L’amministrazione regionale prosegue comunque sulla linea dell’hotspot (da cui poi espellere chi non ha titolo per ricevere asilo) in antitesi all’accoglienza diffusa; con l’assessore regionale all’Immigrazione, Pierpaolo Roberti, che ha affermato che «in Friuli Venezia Giulia abbiamo bisogno dell’hotspot per migranti. Sarà una struttura da 250 posti sulla cui localizzazione non ne so nulla», se non che sarà in «una località a bassissima densità abitativa, facilmente perimetrabile e sorvegliabile».

In tutto questo si inseriscono gli ultimi inasprimenti in tema immigrazione prospettati dal Consiglio dei ministri del 18 settembre: «Aspetto di leggere le norme nelle loro specificità, prima di esprimermi nel dettaglio – ha affermato al Messaggero Veneto il presidente della Regione, Massimiliano Fedriga – così come il decreto atteso la prossima settimana sui minori stranieri non accompagnati, ma una stretta in materia è la strada giusta». Il M5S regionale, da parte sua, ha diffuso con una nota in cui afferma che «sul fronte immigrazione il nostro territorio rischia di trasformarsi in una seconda Lampedusa […]. L’annuncio poi di militarizzare la gestione e il trattenimento fino a 18 mesi nei centri di raccolta preannuncia uno scenario ancora più preoccupante e ingestibile. In Fvg abbiamo già quote elevate di immigrati richiedenti asilo e mancano strutture di accoglienza centralizzate che non sono la soluzione.

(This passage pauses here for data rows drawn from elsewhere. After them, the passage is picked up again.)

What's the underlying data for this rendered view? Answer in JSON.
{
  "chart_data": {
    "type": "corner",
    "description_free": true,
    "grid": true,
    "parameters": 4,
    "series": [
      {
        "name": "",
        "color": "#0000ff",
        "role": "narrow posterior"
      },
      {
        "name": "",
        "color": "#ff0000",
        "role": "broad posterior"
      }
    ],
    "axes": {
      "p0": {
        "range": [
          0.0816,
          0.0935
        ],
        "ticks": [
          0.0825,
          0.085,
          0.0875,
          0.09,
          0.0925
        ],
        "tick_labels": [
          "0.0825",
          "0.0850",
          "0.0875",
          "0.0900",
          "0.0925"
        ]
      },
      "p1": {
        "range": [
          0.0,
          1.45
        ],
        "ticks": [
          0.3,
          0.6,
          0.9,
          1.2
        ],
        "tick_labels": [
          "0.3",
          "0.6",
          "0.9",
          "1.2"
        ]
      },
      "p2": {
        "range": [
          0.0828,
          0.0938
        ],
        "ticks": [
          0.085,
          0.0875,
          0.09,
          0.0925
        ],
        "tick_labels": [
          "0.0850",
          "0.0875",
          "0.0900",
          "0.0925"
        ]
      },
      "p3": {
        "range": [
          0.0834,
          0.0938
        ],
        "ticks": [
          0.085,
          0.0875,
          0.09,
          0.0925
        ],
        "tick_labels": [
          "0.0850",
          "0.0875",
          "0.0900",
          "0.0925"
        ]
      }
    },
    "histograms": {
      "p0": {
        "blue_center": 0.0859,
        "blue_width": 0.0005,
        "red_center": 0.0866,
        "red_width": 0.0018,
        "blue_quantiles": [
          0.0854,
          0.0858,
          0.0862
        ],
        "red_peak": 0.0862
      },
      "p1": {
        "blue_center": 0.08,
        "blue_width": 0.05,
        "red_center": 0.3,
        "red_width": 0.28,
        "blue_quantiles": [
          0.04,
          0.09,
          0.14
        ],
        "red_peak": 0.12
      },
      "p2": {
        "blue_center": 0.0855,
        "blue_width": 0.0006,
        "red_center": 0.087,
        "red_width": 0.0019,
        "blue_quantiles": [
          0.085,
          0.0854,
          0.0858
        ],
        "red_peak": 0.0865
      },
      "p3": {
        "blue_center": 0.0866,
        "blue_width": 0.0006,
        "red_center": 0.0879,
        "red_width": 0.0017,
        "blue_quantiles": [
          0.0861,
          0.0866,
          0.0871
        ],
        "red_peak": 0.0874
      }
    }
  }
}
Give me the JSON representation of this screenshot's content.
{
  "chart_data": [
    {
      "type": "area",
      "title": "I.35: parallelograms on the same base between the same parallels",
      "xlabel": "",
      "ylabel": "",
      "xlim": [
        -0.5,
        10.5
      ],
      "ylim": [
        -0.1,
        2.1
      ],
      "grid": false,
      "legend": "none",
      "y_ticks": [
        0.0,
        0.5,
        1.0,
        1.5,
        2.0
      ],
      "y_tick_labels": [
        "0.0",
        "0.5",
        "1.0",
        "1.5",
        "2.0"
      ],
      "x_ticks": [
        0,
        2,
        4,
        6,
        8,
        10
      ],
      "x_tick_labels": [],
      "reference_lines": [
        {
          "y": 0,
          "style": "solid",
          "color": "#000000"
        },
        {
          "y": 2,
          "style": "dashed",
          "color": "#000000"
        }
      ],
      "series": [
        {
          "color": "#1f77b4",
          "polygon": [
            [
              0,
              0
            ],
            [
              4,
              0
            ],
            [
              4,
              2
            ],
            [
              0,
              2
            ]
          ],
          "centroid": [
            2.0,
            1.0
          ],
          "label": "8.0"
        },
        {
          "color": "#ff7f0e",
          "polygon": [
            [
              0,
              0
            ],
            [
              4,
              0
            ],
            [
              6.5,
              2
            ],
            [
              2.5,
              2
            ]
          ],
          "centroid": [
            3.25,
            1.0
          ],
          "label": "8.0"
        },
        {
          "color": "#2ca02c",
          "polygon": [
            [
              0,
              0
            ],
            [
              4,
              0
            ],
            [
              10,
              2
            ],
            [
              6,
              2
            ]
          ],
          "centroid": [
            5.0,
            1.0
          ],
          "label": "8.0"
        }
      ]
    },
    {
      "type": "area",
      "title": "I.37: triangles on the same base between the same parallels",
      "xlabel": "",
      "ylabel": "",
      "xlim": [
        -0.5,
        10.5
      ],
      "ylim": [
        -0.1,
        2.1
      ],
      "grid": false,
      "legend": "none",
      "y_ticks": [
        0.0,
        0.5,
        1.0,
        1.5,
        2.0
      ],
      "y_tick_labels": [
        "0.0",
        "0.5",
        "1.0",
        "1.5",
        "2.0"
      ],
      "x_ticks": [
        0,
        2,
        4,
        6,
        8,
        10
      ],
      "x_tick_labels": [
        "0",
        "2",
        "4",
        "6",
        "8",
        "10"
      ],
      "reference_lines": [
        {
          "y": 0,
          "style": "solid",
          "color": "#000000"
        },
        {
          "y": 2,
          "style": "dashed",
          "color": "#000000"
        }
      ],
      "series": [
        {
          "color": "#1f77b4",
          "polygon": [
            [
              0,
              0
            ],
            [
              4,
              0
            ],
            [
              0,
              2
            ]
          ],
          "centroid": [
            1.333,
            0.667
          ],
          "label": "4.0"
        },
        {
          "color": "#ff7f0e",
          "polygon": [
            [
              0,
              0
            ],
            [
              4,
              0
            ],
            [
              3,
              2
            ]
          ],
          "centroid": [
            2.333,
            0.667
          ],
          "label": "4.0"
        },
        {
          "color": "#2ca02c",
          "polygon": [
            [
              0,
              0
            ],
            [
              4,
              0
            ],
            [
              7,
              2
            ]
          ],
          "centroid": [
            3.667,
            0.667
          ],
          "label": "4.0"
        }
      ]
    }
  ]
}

Siamo a fianco dei sindaci già impegnati e preoccupati per la gestione dei minori e sollecitiamo nuovi interventi anche economici proprio per le mutate situazioni di arrivi sempre in aumento».

Il timore è che il trattenimento fino a 18 mesi congestioni ancora di più il sistema di accoglienza, con un conseguente aumento di persone lasciate di fatto a sé stesse in strada: situazione già sperimentata particolare a Udine e Trieste, città dove più facilmente vanno a concentrarsi i migranti di passaggio nel tentativo di proseguire verso nord.